While in London with a few hours to kill, I moseyed down to the Prince Charles cinema to see what could be seen for three pounds. The film waiting for me turned out to be the slow, charming drama-documentary, The Cave of the Yellow Dog. Observations of daily life for a Mongolian herding family are threaded through a minimal plot to great effect. An absorbing, delightful, and somewhat melancholy experience.

Beyond that, I’m immersed in getting the first Dreamflesh journal to the printers, and ploughing through the perpetually inventive and moving series Six Feet Under on DVD.

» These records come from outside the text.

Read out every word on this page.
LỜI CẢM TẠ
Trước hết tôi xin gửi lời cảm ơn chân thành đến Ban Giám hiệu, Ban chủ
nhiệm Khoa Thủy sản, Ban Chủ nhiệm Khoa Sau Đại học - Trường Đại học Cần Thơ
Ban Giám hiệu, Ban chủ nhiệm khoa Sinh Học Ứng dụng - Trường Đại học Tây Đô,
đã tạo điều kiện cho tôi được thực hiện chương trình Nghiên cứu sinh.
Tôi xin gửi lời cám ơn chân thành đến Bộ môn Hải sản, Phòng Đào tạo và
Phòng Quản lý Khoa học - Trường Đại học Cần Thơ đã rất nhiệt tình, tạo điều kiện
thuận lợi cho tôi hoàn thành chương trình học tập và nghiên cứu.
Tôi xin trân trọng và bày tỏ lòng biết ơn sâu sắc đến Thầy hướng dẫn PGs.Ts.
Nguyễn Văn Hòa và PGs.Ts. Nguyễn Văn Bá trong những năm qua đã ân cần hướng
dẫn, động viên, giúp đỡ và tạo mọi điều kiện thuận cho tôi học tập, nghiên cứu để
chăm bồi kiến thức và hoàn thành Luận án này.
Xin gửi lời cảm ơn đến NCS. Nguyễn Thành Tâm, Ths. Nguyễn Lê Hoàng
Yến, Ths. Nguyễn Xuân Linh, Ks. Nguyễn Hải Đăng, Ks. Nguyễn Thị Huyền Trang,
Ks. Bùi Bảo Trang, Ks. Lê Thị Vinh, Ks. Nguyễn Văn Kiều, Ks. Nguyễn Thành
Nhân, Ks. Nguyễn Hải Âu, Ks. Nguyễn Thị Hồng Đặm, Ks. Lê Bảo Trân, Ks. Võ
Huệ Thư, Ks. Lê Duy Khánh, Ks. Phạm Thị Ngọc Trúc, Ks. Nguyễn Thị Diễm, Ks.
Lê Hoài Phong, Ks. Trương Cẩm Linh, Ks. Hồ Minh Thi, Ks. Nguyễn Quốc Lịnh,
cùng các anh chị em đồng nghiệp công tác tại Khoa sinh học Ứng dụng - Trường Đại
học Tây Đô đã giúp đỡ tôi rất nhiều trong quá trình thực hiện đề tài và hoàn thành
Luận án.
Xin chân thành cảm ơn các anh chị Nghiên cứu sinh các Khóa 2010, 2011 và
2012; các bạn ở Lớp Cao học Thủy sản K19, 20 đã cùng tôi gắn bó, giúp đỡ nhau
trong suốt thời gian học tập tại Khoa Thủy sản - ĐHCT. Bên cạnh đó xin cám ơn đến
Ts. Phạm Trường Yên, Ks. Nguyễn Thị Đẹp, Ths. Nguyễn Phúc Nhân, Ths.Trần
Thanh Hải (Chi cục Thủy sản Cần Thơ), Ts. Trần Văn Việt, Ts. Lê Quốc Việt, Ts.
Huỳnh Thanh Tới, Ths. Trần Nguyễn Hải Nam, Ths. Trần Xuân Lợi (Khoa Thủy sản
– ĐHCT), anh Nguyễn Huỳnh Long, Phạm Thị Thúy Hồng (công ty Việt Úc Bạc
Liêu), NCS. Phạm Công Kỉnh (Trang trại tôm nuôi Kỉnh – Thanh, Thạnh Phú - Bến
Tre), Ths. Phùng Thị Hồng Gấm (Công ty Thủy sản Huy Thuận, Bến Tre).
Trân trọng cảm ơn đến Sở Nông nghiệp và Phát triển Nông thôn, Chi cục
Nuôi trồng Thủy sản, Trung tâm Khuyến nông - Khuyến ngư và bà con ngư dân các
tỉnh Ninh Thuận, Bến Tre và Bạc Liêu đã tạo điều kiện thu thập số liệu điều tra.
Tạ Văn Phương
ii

Meanwhile, in Yorkshire, some good friends of mine, and about 600 others, have been trying to raise awareness about climate change by protesting at the huge Drax power station. I wonder about the effectiveness of the tactic of trying to shut the power station down. It’s obviously symbolic, the station being the biggest single carbon emissions culprit in the UK. But even though this is the first anti-climate change direct action event, public awareness of the issue is already relatively widespread. Public and political action in response to the issue is very much “too little too late” at the moment. But in the media war that the protest is fighting, some of the effect is lost when people are clued up enough to say to themselves, “Well, just shutting a power station down for a day isn’t going to change anything is it?” Of course, this misses the symbolic impact of the event. As the Independent quotes from protestors show, none of the people involved see the action in itself as anything but a limited dent in the generally passive, mediated cultural attitude to this gargantuan issue. As ever, the protestors will most likely be dismissed—by the establishment and the neo-greens alike—as ineffective, antagonistic nuisances. But the issue has been raised, and many will have a basic human response to seeing other humans doing something about it. And this will inspire action, even as the source of inspiration is dismissed.